Habere göre aynı kaynaklar, bölgedeki Türk Deniz Kuvvetleri tarafından yapılan tatbikatların ve bu tür “tehlikesiz” ziyaretlerin de beklenmesi gerektiğini ifade ettiler.
Gazete söz konusu tatbikata Türk savaş uçaklarının (8 uçak) da katıldığını savunarak, teyit edilmemiş bilgilere dayanarak söz konusu uçakların “Kıbrıs”ın uluslararası hava sahasını ihlal ettiğini ileri sürdü.
Gazete Yunanistan’tan aldığı bilgilere dayanarak ise Türk uçaklarının, bölgenin güneyinde uçan İsrail uçaklarının radarına yakalandığını da savundu.
Tatbikat haberine yer veren Simerini gazetesi ise Türklerin dün 12.30- 14.30 saatleri arasında, “Lefkoşa Fır Hattı”na teğet geçen ve ait olan hava sahası bölgesinde tatbikat yaptığını savundu.

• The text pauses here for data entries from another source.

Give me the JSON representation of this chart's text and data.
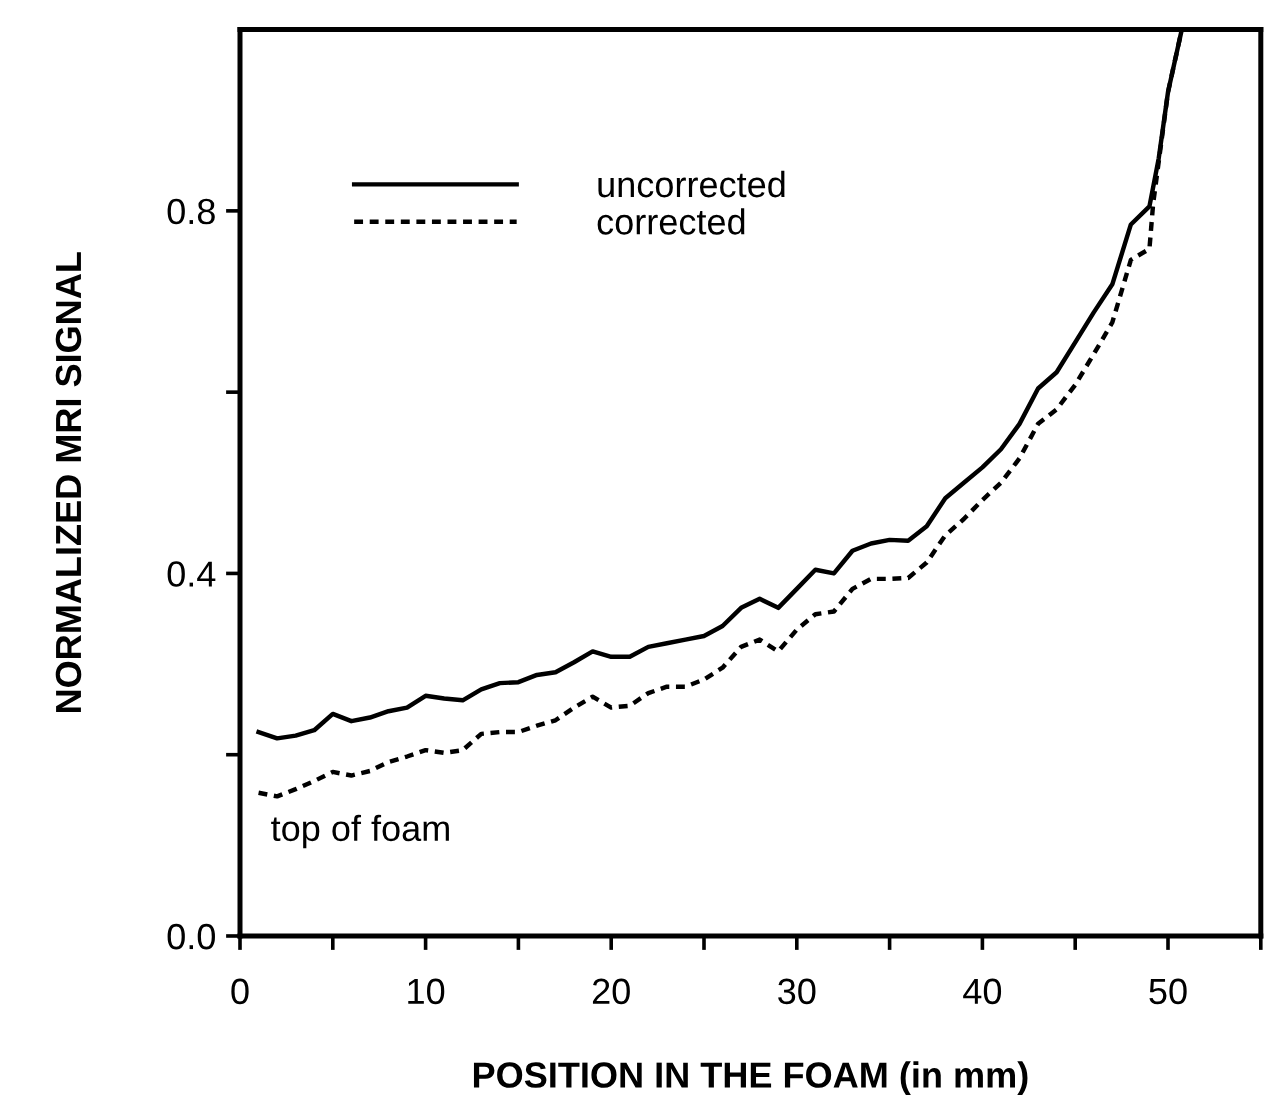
{
  "chart_data": {
    "type": "line",
    "xlabel": "POSITION IN THE FOAM (in mm)",
    "ylabel": "NORMALIZED MRI SIGNAL",
    "annotations": [
      "top of foam"
    ],
    "xlim": [
      0,
      55
    ],
    "ylim": [
      0,
      1.0
    ],
    "xticks": [
      0,
      {
        "value": 5,
        "label": null
      },
      10,
      {
        "value": 15,
        "label": null
      },
      20,
      {
        "value": 25,
        "label": null
      },
      30,
      {
        "value": 35,
        "label": null
      },
      40,
      {
        "value": 45,
        "label": null
      },
      50,
      {
        "value": 55,
        "label": null
      }
    ],
    "yticks": [
      {
        "value": 0,
        "label": "0.0"
      },
      {
        "value": 0.2,
        "label": null
      },
      0.4,
      {
        "value": 0.6,
        "label": null
      },
      0.8
    ],
    "grid": false,
    "legend": "upper left",
    "marker": "none",
    "series": [
      {
        "name": "uncorrected",
        "color": "#000000",
        "line_style": "solid",
        "x": [
          1,
          2,
          3,
          4,
          5,
          6,
          7,
          8,
          9,
          10,
          11,
          12,
          13,
          14,
          15,
          16,
          17,
          18,
          19,
          20,
          21,
          22,
          23,
          24,
          25,
          26,
          27,
          28,
          29,
          30,
          31,
          32,
          33,
          34,
          35,
          36,
          37,
          38,
          39,
          40,
          41,
          42,
          43,
          44,
          45,
          46,
          47,
          48,
          49,
          49.5,
          50,
          50.7
        ],
        "values": [
          0.225,
          0.218,
          0.221,
          0.227,
          0.245,
          0.237,
          0.241,
          0.248,
          0.252,
          0.265,
          0.262,
          0.26,
          0.272,
          0.279,
          0.28,
          0.288,
          0.291,
          0.302,
          0.314,
          0.308,
          0.308,
          0.319,
          0.323,
          0.327,
          0.331,
          0.342,
          0.362,
          0.372,
          0.362,
          0.383,
          0.404,
          0.4,
          0.425,
          0.433,
          0.437,
          0.436,
          0.452,
          0.483,
          0.5,
          0.517,
          0.537,
          0.565,
          0.604,
          0.622,
          0.655,
          0.688,
          0.719,
          0.785,
          0.805,
          0.858,
          0.931,
          0.996
        ]
      },
      {
        "name": "corrected",
        "color": "#000000",
        "line_style": "dotted",
        "x": [
          1,
          2,
          3,
          4,
          5,
          6,
          7,
          8,
          9,
          10,
          11,
          12,
          13,
          14,
          15,
          16,
          17,
          18,
          19,
          20,
          21,
          22,
          23,
          24,
          25,
          26,
          27,
          28,
          29,
          30,
          31,
          32,
          33,
          34,
          35,
          36,
          37,
          38,
          39,
          40,
          41,
          42,
          43,
          44,
          45,
          46,
          47,
          48,
          49,
          49.2,
          50,
          50.7
        ],
        "values": [
          0.158,
          0.154,
          0.162,
          0.171,
          0.181,
          0.177,
          0.182,
          0.192,
          0.198,
          0.205,
          0.202,
          0.205,
          0.223,
          0.225,
          0.225,
          0.232,
          0.238,
          0.252,
          0.264,
          0.252,
          0.254,
          0.268,
          0.275,
          0.275,
          0.283,
          0.296,
          0.319,
          0.327,
          0.314,
          0.338,
          0.355,
          0.358,
          0.383,
          0.394,
          0.394,
          0.395,
          0.412,
          0.442,
          0.46,
          0.481,
          0.5,
          0.527,
          0.565,
          0.581,
          0.608,
          0.642,
          0.677,
          0.746,
          0.758,
          0.808,
          0.931,
          0.996
        ]
      }
    ]
  }
}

Gazete, Türklerin, 10-15 gün önce tatbikat için yayımlaması gereken notama ilişkin alışılmış prosedürü ihlal ettiğini ve Limasol’un 27 deni mili güney bölgesini “bağladığını”, ancak 12. Parsel üzerinde uçmadıklarını yazdı.

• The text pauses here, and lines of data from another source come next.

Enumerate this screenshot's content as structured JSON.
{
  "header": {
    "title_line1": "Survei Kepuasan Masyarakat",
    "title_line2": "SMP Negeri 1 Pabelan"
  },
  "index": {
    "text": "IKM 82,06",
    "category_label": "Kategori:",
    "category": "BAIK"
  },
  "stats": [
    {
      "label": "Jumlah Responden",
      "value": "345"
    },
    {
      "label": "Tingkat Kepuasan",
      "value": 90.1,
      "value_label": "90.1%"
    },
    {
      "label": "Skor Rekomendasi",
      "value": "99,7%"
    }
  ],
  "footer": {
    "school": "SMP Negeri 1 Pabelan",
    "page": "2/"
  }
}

Gazete aldığı bilgilere dayanarak kuzey yönünden iki savaş uçağının havalandığını ve bunların tatbikatın yapıldığı bölgeye yöneldiğini savunarak, iki helikopterin de Kuzey’deki “Krini’”den (Pınarbaşıı-askeri havaalanı) havalandığını iddia etti.
Türk uçaklarının Limasol’un güneyinde iki saat kaldığını yazan gazete sivil uçaklar için bunun tehlike arz etmesinin mümkün olduğunu, nitekim, “Cyprus Airways’” ait Londra’ya gitmekte olan bir uçağın bundan etkilendiğini, uçak pilotunun, Türk uçaklarının varlığını fark etmesinin ardından yükselmeyi durdurarak uçağı alçak uçuş seviyesinde tuttuğunu savundu.
Haravgi gazetesi ise Rum Yönetimi’nin Türklerin bu faaliyetlerini şikayet ettiğini yazdı.